Here's something sort of fun that I gave thought to a while ago, and now that I've done some maturing mathematically I'm curious to see if my musings are legitimate.
Let $H=[0,1] \times [0,\frac{1}{2}] \times [0,\frac{1}{3}] \times \cdots$ be the Hilbert cube. What are the volume and diagonal length of $H$?
If we try to calculate the volume in a fashion analogous to calculating the volume of a square (2-cube) or ordinary cube (3-cube), by multiplying the edge lengths, then $\text{Vol}(H)=1\cdot \frac{1}{2} \cdot \frac{1}{3} \cdots$ would seem to be 0 in the limit. However, the usual Lebesgue measure does not have an analogue in $\mathbb{R}^\infty$. How do we obtain an appropriate notion of volume here?
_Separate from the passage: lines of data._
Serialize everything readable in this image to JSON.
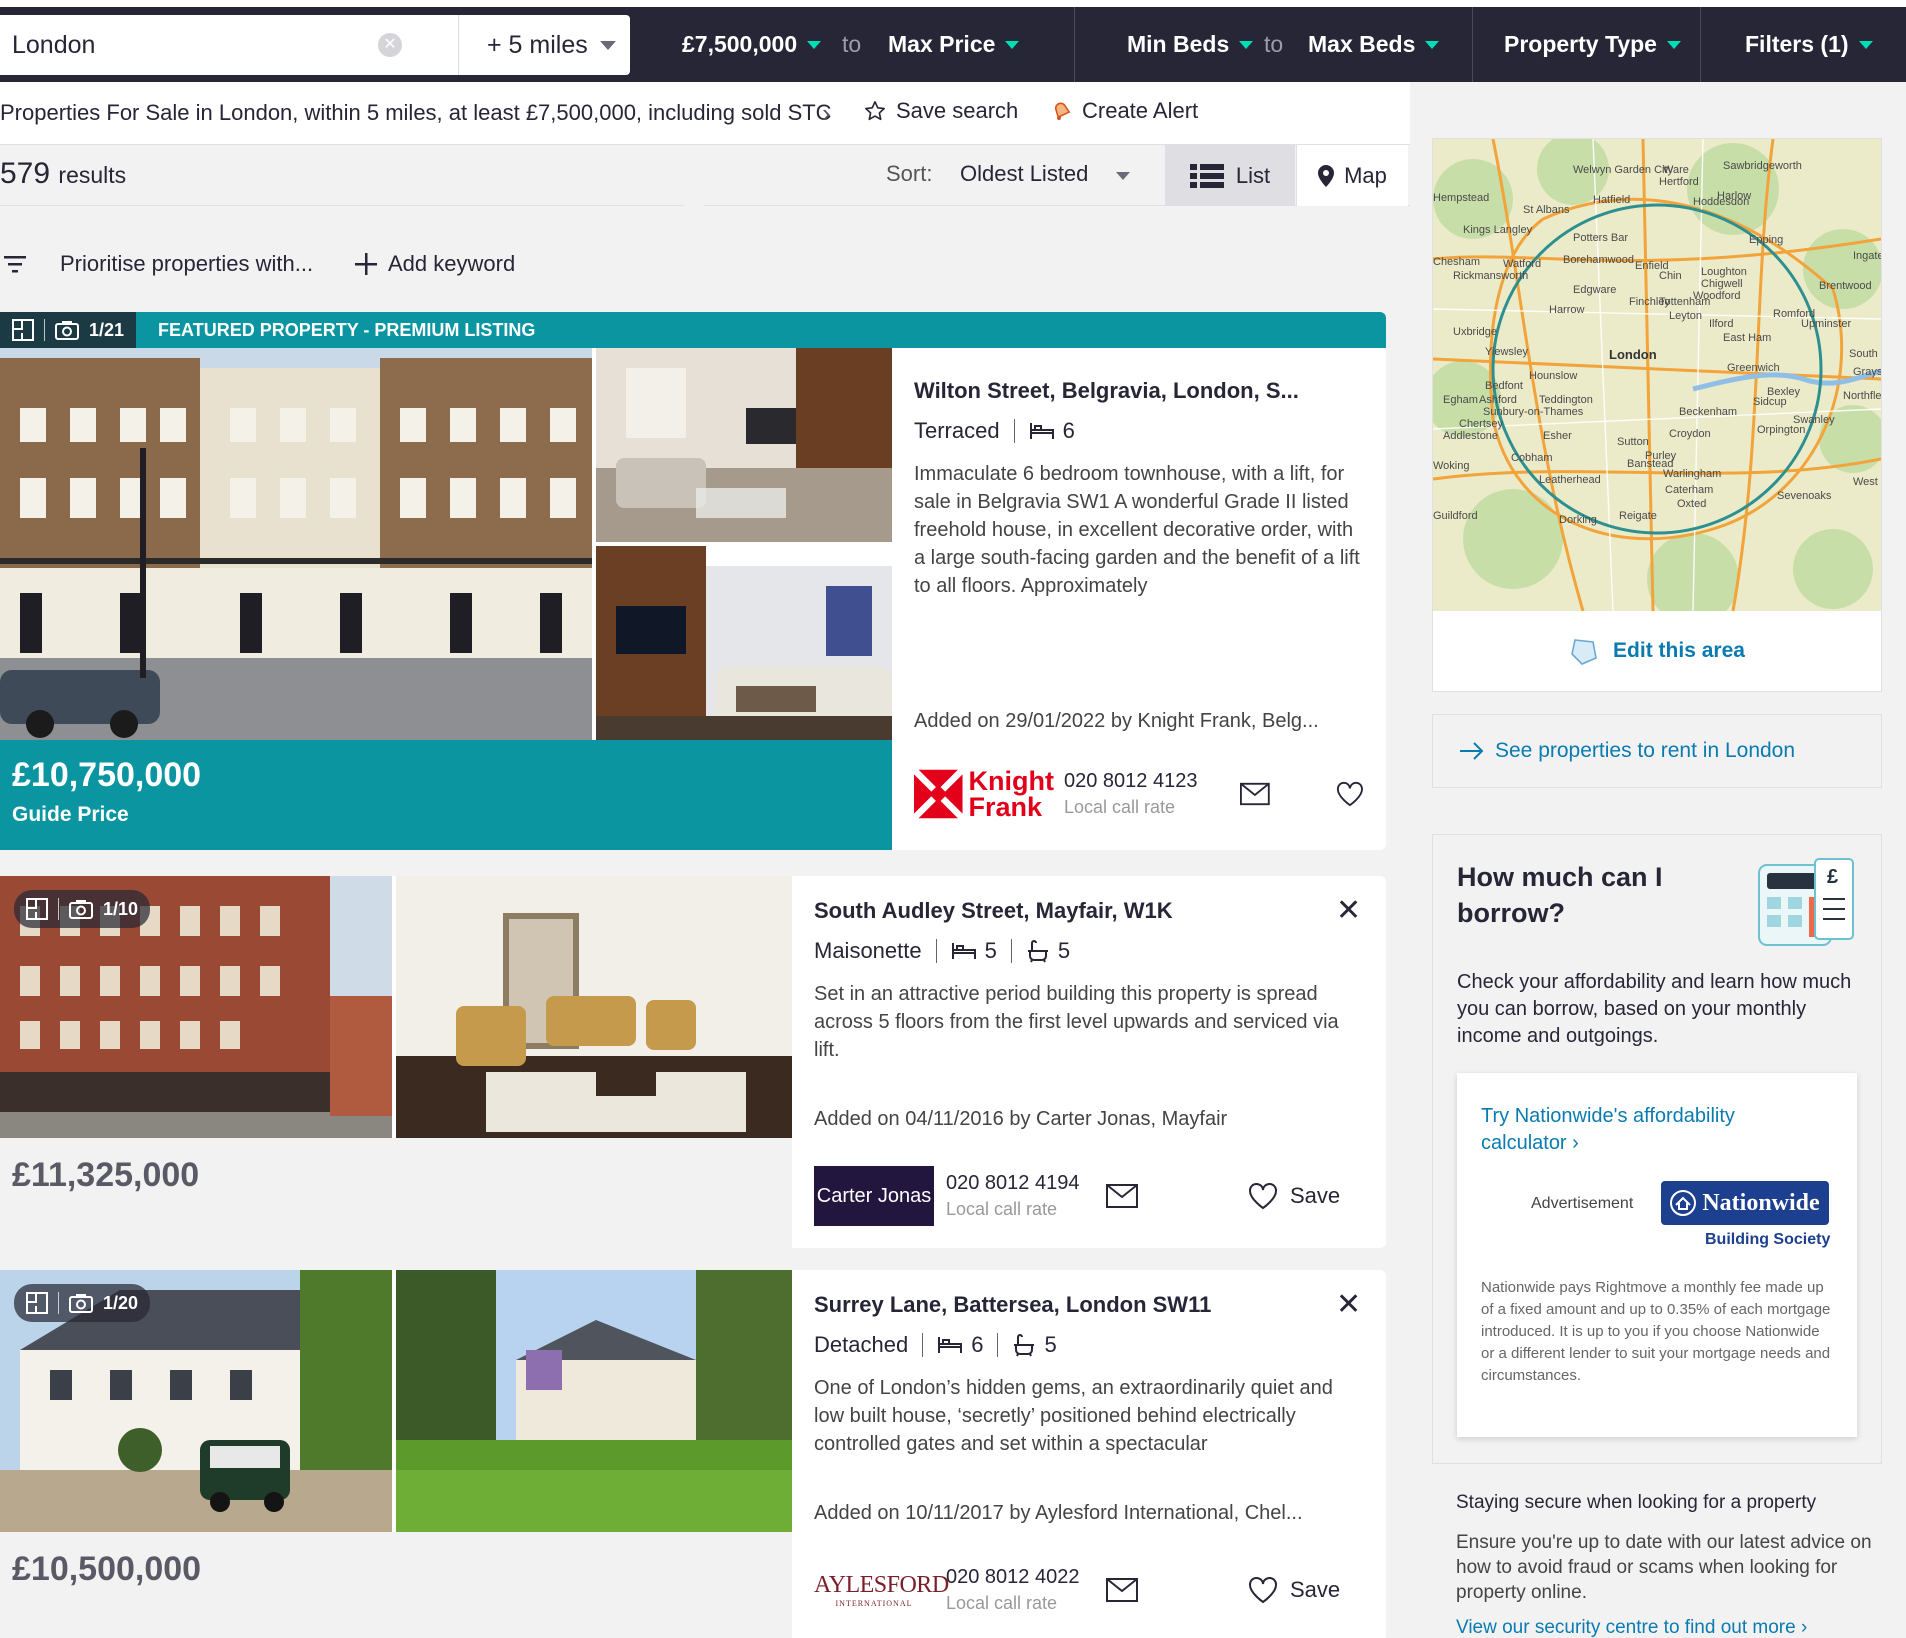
{
  "search": {
    "location": "London",
    "radius": "+ 5 miles",
    "min_price": "£7,500,000",
    "to_label": "to",
    "max_price": "Max Price",
    "min_beds": "Min Beds",
    "max_beds": "Max Beds",
    "property_type": "Property Type",
    "filters": "Filters (1)"
  },
  "breadcrumb": {
    "text": "Properties For Sale in London, within 5 miles, at least £7,500,000, including sold STC",
    "save_search": "Save search",
    "create_alert": "Create Alert"
  },
  "results": {
    "count": "579",
    "count_label": "results",
    "sort_label": "Sort:",
    "sort_value": "Oldest Listed",
    "list_label": "List",
    "map_label": "Map"
  },
  "keywords": {
    "prioritise": "Prioritise properties with...",
    "add_keyword": "Add keyword"
  },
  "listings": [
    {
      "featured_label": "FEATURED PROPERTY - PREMIUM LISTING",
      "image_count": "1/21",
      "address": "Wilton Street, Belgravia, London, S...",
      "type": "Terraced",
      "beds": "6",
      "description": "Immaculate 6 bedroom townhouse, with a lift, for sale in Belgravia SW1 A wonderful Grade II listed freehold house, in excellent decorative order, with a large south-facing garden and the benefit of a lift to all floors. Approximately",
      "added": "Added on 29/01/2022 by Knight Frank, Belg...",
      "price": "£10,750,000",
      "price_qualifier": "Guide Price",
      "agent_logo_line1": "Knight",
      "agent_logo_line2": "Frank",
      "phone": "020 8012 4123",
      "call_rate": "Local call rate"
    },
    {
      "image_count": "1/10",
      "address": "South Audley Street, Mayfair, W1K",
      "type": "Maisonette",
      "beds": "5",
      "baths": "5",
      "description": "Set in an attractive period building this property is spread across 5 floors from the first level upwards and serviced via lift.",
      "added": "Added on 04/11/2016 by Carter Jonas, Mayfair",
      "price": "£11,325,000",
      "agent_logo": "Carter Jonas",
      "phone": "020 8012 4194",
      "call_rate": "Local call rate",
      "save": "Save"
    },
    {
      "image_count": "1/20",
      "address": "Surrey Lane, Battersea, London SW11",
      "type": "Detached",
      "beds": "6",
      "baths": "5",
      "description": "One of London’s hidden gems, an extraordinarily quiet and low built house, ‘secretly’ positioned behind electrically controlled gates and set within a spectacular",
      "added": "Added on 10/11/2017 by Aylesford International, Chel...",
      "price": "£10,500,000",
      "agent_logo_line1": "AYLESFORD",
      "agent_logo_line2": "INTERNATIONAL",
      "phone": "020 8012 4022",
      "call_rate": "Local call rate",
      "save": "Save"
    }
  ],
  "sidebar": {
    "map_places": [
      "Welwyn Garden City",
      "Ware",
      "Sawbridgeworth",
      "Hertford",
      "Hatfield",
      "Hoddesdon",
      "Harlow",
      "St Albans",
      "Kings Langley",
      "Potters Bar",
      "Epping",
      "Watford",
      "Borehamwood",
      "Enfield",
      "Loughton",
      "Chigwell",
      "Woodford",
      "Brentwood",
      "Rickmansworth",
      "Edgware",
      "Finchley",
      "Tottenham",
      "Chin",
      "Harrow",
      "Leyton",
      "Ilford",
      "Romford",
      "Upminster",
      "East Ham",
      "Uxbridge",
      "Yiewsley",
      "London",
      "Greenwich",
      "Hounslow",
      "Bedfont",
      "Teddington",
      "Bexley",
      "Sidcup",
      "Beckenham",
      "Egham",
      "Ashford",
      "Sunbury-on-Thames",
      "Chertsey",
      "Addlestone",
      "Esher",
      "Sutton",
      "Croydon",
      "Orpington",
      "Swanley",
      "Purley",
      "Banstead",
      "Cobham",
      "Woking",
      "Leatherhead",
      "Warlingham",
      "Caterham",
      "Oxted",
      "Sevenoaks",
      "Dorking",
      "Reigate",
      "Guildford",
      "Northfleet",
      "Grays",
      "South Ockendon",
      "Ingatestone",
      "West",
      "Hempstead",
      "Chesham"
    ],
    "edit_area": "Edit this area",
    "rent_link": "See properties to rent in London",
    "borrow_title": "How much can I borrow?",
    "borrow_text": "Check your affordability and learn how much you can borrow, based on your monthly income and outgoings.",
    "ad_link": "Try Nationwide's affordability calculator ›",
    "ad_label": "Advertisement",
    "ad_logo": "Nationwide",
    "ad_logo_sub": "Building Society",
    "ad_disclaimer": "Nationwide pays Rightmove a monthly fee made up of a fixed amount and up to 0.35% of each mortgage introduced. It is up to you if you choose Nationwide or a different lender to suit your mortgage needs and circumstances.",
    "secure_title": "Staying secure when looking for a property",
    "secure_text": "Ensure you're up to date with our latest advice on how to avoid fraud or scams when looking for property online.",
    "secure_link": "View our security centre to find out more ›"
  },
  "colors": {
    "nav_dark": "#262637",
    "teal": "#0a95a1",
    "accent_caret": "#00deb6",
    "link_blue": "#0a7bb0",
    "knight_frank_red": "#e2001a",
    "carter_jonas_navy": "#22163f"
  }
}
Now let's call the diagonal of $H$ the line from the point $(0,0,...)$ to the point $(1,\frac{1}{2}, \frac{1}{3}, ...)$. Then if we extend the usual Euclidean metric we obtain $\text{Length}(\text{Diag}(H))=\sqrt{\displaystyle\sum_{n=1}^\infty \frac{1}{n^2}} = \sqrt{\dfrac{\pi^2}{6}}=\dfrac{\pi \sqrt{6}}{6}$. Is this the correct (or A correct/meaningful) way to think of this? Does this turn out to be the diameter of $H$ considered as a metric space?